Kamikaze implements PForDelta compression algorithm (or called P4Delta) which was recently studied and has been shown by paper and paper to be able to achieve the best trade-off of the compression ratio and decompression speed for inverted index of search engines. Many other techniques for inverted index compression have been studied in the literature; see Managing Gigabytes for a survey and paper and paper and for very recent work, especially the detailed performance comparison between most of those techniques and PForDelta. Unfortunately, Lucene does not support PForDelta now although paper and paper have shown that PForDelta can achieve much better performance than variable-byte coding in terms of both compressed size and decompression speed.
Kamikaze builds an platform on top of PForDelta to perform efficient set operations and inverted list compression/decompression. Kamikaze Version 3.0.0 inherits the architecture of the first two versions and supports the same APIs. In Version 3.0.0., the PForDelta algorithm is highly optimized such that the performance of compression/decompression and the corresponding set operations are improved significantly.
The PForDetla algorithm is implemented in Kamikaze as independent utility classes, supporting simple compression and decompression APIs.
In Linkedin, Kamikaze has been used in the distributed graph team and search team, for representing over 100 million members.
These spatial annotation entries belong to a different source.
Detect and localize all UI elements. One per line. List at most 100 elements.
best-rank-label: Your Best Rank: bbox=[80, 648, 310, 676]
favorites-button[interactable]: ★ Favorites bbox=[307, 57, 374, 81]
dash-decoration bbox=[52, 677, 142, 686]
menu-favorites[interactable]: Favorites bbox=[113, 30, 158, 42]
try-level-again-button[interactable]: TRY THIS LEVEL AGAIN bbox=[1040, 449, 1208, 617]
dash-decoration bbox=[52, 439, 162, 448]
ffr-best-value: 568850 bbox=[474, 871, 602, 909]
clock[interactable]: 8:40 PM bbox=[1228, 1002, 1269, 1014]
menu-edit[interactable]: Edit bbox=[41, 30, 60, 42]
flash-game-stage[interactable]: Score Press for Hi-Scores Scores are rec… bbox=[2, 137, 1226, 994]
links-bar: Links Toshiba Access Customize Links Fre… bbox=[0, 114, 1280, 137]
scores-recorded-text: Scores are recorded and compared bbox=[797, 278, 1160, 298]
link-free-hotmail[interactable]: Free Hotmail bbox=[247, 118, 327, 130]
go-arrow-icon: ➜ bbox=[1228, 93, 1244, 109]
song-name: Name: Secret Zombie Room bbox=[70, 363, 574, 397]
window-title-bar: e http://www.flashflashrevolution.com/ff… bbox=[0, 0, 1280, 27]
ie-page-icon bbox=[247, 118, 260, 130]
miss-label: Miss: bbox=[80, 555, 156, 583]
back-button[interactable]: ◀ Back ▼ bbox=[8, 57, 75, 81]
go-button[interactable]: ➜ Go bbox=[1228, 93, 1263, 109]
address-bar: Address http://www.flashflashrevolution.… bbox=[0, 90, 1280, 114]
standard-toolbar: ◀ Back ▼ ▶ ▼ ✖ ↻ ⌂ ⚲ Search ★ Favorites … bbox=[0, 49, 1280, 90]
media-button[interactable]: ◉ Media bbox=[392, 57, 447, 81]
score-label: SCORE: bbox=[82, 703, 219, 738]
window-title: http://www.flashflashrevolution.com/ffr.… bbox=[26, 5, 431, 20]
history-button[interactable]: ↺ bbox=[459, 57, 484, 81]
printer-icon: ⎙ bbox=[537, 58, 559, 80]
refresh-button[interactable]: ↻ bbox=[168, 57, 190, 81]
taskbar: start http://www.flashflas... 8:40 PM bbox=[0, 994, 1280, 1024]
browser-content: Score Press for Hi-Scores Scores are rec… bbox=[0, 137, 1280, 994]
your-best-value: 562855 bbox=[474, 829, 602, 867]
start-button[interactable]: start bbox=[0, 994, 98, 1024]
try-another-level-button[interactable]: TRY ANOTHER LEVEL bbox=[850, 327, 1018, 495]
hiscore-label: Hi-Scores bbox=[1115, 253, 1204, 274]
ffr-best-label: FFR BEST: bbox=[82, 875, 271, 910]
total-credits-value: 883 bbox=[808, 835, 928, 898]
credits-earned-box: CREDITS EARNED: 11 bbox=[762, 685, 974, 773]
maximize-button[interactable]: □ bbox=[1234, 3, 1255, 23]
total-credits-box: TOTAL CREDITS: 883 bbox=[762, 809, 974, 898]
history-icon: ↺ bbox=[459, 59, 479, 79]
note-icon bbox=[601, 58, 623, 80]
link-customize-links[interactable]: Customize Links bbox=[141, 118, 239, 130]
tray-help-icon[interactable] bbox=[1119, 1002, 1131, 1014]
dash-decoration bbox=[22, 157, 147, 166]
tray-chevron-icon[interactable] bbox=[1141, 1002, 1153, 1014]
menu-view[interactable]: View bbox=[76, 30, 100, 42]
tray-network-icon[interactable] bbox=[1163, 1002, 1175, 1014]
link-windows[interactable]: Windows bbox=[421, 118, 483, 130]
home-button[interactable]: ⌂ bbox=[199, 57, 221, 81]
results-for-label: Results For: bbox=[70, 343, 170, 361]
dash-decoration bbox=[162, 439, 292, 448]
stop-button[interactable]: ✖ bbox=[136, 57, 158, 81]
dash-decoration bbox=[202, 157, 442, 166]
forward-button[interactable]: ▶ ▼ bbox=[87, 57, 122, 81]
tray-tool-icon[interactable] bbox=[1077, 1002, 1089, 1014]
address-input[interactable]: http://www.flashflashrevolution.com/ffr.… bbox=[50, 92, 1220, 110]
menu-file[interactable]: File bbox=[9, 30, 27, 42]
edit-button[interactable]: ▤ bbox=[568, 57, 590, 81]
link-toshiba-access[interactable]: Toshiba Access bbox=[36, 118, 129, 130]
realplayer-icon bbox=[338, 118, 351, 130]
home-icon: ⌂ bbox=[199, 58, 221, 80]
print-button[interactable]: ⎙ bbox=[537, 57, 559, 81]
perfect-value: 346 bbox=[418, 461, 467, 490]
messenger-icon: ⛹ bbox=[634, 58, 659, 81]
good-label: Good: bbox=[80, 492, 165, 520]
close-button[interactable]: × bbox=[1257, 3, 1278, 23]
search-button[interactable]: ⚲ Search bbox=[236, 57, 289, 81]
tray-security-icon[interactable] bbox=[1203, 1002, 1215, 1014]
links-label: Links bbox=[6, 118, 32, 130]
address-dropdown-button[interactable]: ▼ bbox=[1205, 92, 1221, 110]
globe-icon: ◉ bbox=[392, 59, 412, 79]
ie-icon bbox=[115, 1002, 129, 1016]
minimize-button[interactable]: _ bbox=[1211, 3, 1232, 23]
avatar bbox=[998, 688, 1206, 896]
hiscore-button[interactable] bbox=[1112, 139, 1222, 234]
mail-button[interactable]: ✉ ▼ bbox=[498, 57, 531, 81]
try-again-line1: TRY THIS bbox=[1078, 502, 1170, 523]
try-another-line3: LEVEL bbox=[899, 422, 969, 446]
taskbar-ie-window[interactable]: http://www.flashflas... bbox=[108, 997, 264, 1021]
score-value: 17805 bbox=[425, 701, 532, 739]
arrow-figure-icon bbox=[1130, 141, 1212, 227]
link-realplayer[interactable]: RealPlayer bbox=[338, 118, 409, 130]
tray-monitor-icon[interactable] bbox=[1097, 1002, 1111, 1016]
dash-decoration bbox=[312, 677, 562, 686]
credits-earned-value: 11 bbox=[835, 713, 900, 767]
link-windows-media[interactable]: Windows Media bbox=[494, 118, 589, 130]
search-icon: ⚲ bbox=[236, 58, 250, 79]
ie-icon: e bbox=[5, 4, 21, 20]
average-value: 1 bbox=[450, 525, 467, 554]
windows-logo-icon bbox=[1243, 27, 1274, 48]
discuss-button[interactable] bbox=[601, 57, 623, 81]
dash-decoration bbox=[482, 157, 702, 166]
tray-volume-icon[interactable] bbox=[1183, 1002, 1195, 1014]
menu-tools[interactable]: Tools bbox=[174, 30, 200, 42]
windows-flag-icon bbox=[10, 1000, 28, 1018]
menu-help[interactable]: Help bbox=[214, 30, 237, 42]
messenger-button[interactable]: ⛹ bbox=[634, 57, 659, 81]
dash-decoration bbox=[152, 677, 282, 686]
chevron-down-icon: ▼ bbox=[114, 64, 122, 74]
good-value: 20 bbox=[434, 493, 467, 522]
Version 1.0.0 and Version 2.0.0
The first two versions, version 1.0.0 and version 2.0.0, provide an awesome platform to perform set operations and effcient inverted list compression/decompression. They are based on the original PForDelta algorithm and an improved version developed in WestLab. Currently the optimizations include
- Integer Array representation : Document set based on Dynamic Integer Arrays
- OpenBitSet representation : Document Set based on OpenBitSet implementation from Lucene.
- P4Delta representation : Document Set for sorted Integer segments compressed using a variation of the P4Delta compression algorithm.
Kamikaze Version 3.0.0 inherits the architecture of the first two versions and supports the same APIs. In Version 3.0.0., the PForDelta algorithm is highly optimized such that the performance of compression/decompression and the corresponding set operations are improved significantly (Please refer to the Performance page for the detailed experimental results). In particular, compared to the previous two versions, Version 3.0.0 can achieve
- More compact representation of document lists
- Faster decompression speed
- Doc Set Operations
- Faster sequential scanning (iteration) speed over the compressed lists.
- Faster random lookup of docIds on the compressed lists.
- Faster finding intersections of the compressed lists.
Version 3.0.5 has been released recently (Nov.1st, 2011). In Version 3.0.3, Kamikaze fixed a bug that the older versions can only compress and decompress integers less than 2 to 28 (instead of the normal 32-bit integer range). All versions since Version 3.0.3 are able to support normal 32-bit integers.
Version 3.0.6 has been released on Jan.4th, 2012. In Version 3.0.6, Kamikaze resolved the docIdSet serialization backward compatibility issue. It replaced Java serialization with its own serialziation for PForDeltaDocIdSet, which significantly improves the serialization and deserialization speed. In addition, it resolved the null pointer exception encoutered when DocIdSet returns null iterators. This version upgraded Lucene to Lucene-3.5.0.